Colligan noted that the program was requested by Humpy in exchange for his agreement Proposition 289 — which sought to invest 499,000 COMP worth approximately $24 million into a DeFi vault controlled by Humpy, and which appears to have been forced by Humpy and his associates over the weekend.
“We propose the following staking product that meets Humpy’s stated interests as a recent new delegate and holder of COMP in exchange for the repeal of Proposition 289 due to the governance risks it poses to the protocol,” Colligan said. “The Compound Growth Program…will execute the above commitments, given the immediate repeal of Proposition 289.”
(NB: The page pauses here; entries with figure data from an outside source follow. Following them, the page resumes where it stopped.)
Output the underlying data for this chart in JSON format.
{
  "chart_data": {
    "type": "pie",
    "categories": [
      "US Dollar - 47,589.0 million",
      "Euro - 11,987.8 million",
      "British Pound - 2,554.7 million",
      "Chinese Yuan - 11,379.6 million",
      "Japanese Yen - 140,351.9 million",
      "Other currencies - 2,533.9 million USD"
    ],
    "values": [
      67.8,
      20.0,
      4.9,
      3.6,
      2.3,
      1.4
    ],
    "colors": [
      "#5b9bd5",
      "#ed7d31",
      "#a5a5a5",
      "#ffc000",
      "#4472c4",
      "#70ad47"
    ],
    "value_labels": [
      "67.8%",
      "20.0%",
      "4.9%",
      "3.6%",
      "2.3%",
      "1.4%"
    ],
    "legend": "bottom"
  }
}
Colligan added that the proposal would expire at 11:59 p.m. EST on July 29. Had Humpy not rescinded Proposition 289, Compound would move forward with it. Proposition 290 — block Humpy using the Compound team’s multi-sig to deploy a new governor contract removing the delegate’s governance power behind Proposition 289.
Hunchback tweeted that Proposition 289 had been repealed a few hours ago. “Glad to have brought Compound Finance back into the spotlight,” they said. added. “StakedComp… finally becomes a yield-generating asset!
Markets reacted favorably to the resolution, with the price of COMP increasing by 6.2% over the past 24 hours, according to CoinGecko.
Attack on governance
Proposition 289 proposed investing 499,000 COMP from the Compound treasury into goldCOMP, a yield-generating vault of the Humpy-linked Golden Boys team.
The proposal passed with nearly 52 percent of the vote on July 28, despite two previous iterations of the proposal being defeated by strong opposition. Can And JulyThe proposals notably asked for only 92,000 COMP, with security researchers warning that any deposit of tokens into the goldCOMP vault would cede their governance power.
In May, Michael Lewellen of Web3 security firm OpenZeppelin, note The first proposal was submitted by a new governance delegate who was suddenly awarded 228,000 COMP by five wallets that got their tokens from the Bybit exchange. Combined with his own tokens, the delegate got 325,333 COMP, which is over 81% of the 400,000 tokens required for a governance proposal to reach quorum.
“We have been alerting the community to the risk that these delegates could support a potential attack on governance,” Lewellen said. “The timing of the new proposal and these recent delegations are suspect.”